| Wed April 9 | am: 101, 109 pm: 24 | Dan 3.13-28 | Romans 10.14-21 | Jn 8.31-47 |
WEDNESDAY OF LENT V –Bl. Dietrich Bonhoeffer, Pastor, Scholar, Martyr, 1945.
LITURGICAL THEME FOR THE DAY: Bonhoeffer was born in 1906, the son of a professor of psychiatry and neurology at the University of Berlin. He was an outstanding student, and at the age of 25 became a lecturer in systematic theology at the same University. When Hitler came to power in 1933, Bonheoffer became a leading spokesman for the Confessing Church, the center of Protestant resistance to the Nazis. He organized and, for a time, led the underground seminar of the Confessing Church.
Bonheoffer had been taught not to “resist the powers that be,” but he came to believe that doing so was sometimes the right choice. In 1939, his brother-in-law introduced him to a group planning the overthrow of Hitler, and he made significant contributions to their work. (He was at this time an employee of the Military Intelligence Department.) He was arrested in April 1943 and imprisoned in Berlin. After the failure of the attempt on Hitler’s life in April 1944, he was sent first to Buchenwald and then to Schoenberg Prison. His life was spared because he had a relative who stood high in the government, but then this relative was himself implicated in anti-Nazi plots. On Sunday, 8 April 1945, he had just finished conducting a service of worship at Schoenberg when two soldiers came in, saying, “Prisoner Bonheoffer, make ready and come with us,” the standard summons to a condemned prisoner. As he left, he said to another prisoner, “This is the end — but for me, the beginning — of life.” He was hanged the next day, less than a week before the Allies reached the camp.

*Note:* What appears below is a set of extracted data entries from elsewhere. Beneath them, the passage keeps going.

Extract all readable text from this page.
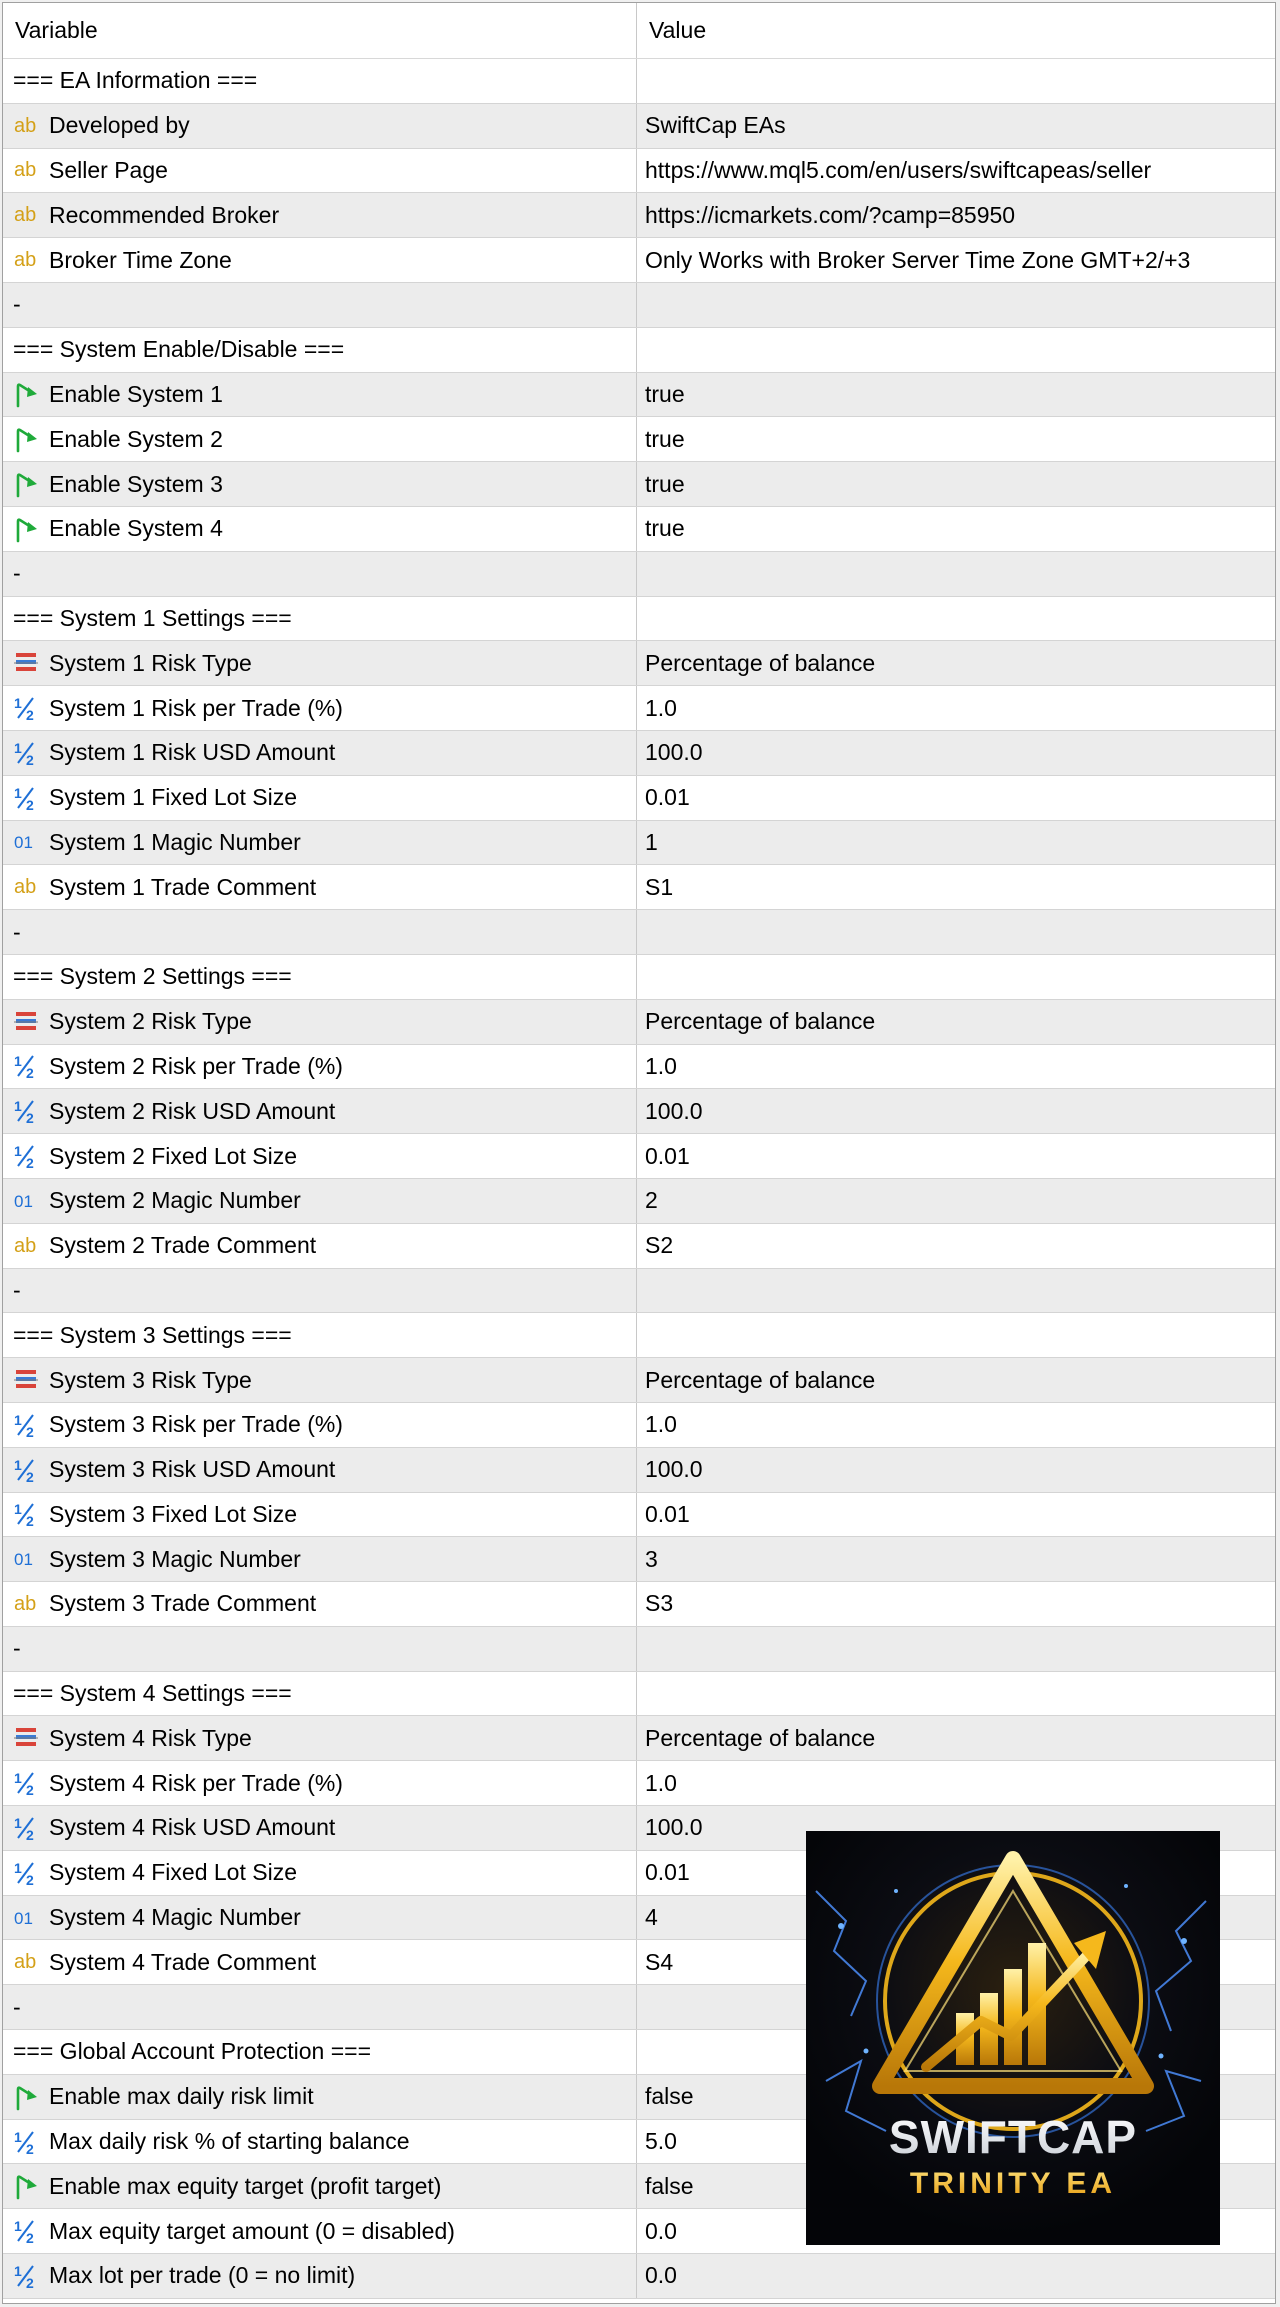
Variable	Value
=== EA Information ===
ab Developed by	SwiftCap EAs
ab Seller Page	https://www.mql5.com/en/users/swiftcapeas/seller
ab Recommended Broker	https://icmarkets.com/?camp=85950
ab Broker Time Zone	Only Works with Broker Server Time Zone GMT+2/+3
-
=== System Enable/Disable ===
Enable System 1	true
Enable System 2	true
Enable System 3	true
Enable System 4	true
-
=== System 1 Settings ===
System 1 Risk Type	Percentage of balance
1
2 System 1 Risk per Trade (%)	1.0
1
2 System 1 Risk USD Amount	100.0
1
2 System 1 Fixed Lot Size	0.01
01 System 1 Magic Number	1
ab System 1 Trade Comment	S1
-
=== System 2 Settings ===
System 2 Risk Type	Percentage of balance
1
2 System 2 Risk per Trade (%)	1.0
1
2 System 2 Risk USD Amount	100.0
1
2 System 2 Fixed Lot Size	0.01
01 System 2 Magic Number	2
ab System 2 Trade Comment	S2
-
=== System 3 Settings ===
System 3 Risk Type	Percentage of balance
1
2 System 3 Risk per Trade (%)	1.0
1
2 System 3 Risk USD Amount	100.0
1
2 System 3 Fixed Lot Size	0.01
01 System 3 Magic Number	3
ab System 3 Trade Comment	S3
-
=== System 4 Settings ===
System 4 Risk Type	Percentage of balance
1
2 System 4 Risk per Trade (%)	1.0
1
2 System 4 Risk USD Amount	100.0
1
2 System 4 Fixed Lot Size	0.01
01 System 4 Magic Number	4
ab System 4 Trade Comment	S4
-
=== Global Account Protection ===
Enable max daily risk limit	false
1
2 Max daily risk % of starting balance	5.0
Enable max equity target (profit target)	false
1
2 Max equity target amount (0 = disabled)	0.0
1
2 Max lot per trade (0 = no limit)	0.0
SWIFTCAP
TRINITY EA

MEDITATION OF THE DAY: The Old Testament lesson from Daniel is a familiar one as we read again the story of Shadrach, Meshach, and Abednego. While it is a stunning story, it does have a simple but powerful message to convey. Faithfulness and Obedience to God are the always the driving moral principles of our lives. Obedience to coaches, bosses even spouses has its place except when it conflicts with God’s laws and principles (even if you are royalty). The clear call to us is that we are to stand firm in our faith always in all places. We must never compromise the one holy catholic and apostolic faith, always choosing God over any opposing interests. It is unlikely that most of us in the West will be cast into fiery furnaces, but whatever we face, God is with us before, during, and after. He will be faithful and present with us providing we render the same.
PRAYER OF THE DAY: “Receive our prayers, dear Lord, for those who are persecuted and imprisoned for the faith this day. We ask You to stretch forth Your loving arms to these forgotten ones and provide for them refreshment, hope, and peace through Your compassions and the instruments of peace that You provide for them. Amen.
ANCIENT WISDOM/PRESENT GRACE: “The man who fears to be alone will never be anything but lonely, no matter how much he may surround himself with people. But the man, who learns, in solitude and recollection, to be at peace with his loneliness, and to prefer its reality to the illusion of merely natural companionship, comes to know the invincible companionship of God.” –Thomas Merton, No Man Is an Island
Lenten Discipline – Take 20 minutes in each part of your day (morning, noon, and night) to consider people around you in the places you are who are facing a fiery furnace. Offer the prayer above for them and then seek to offer them some refreshment through a kind word, deed, or gracious act.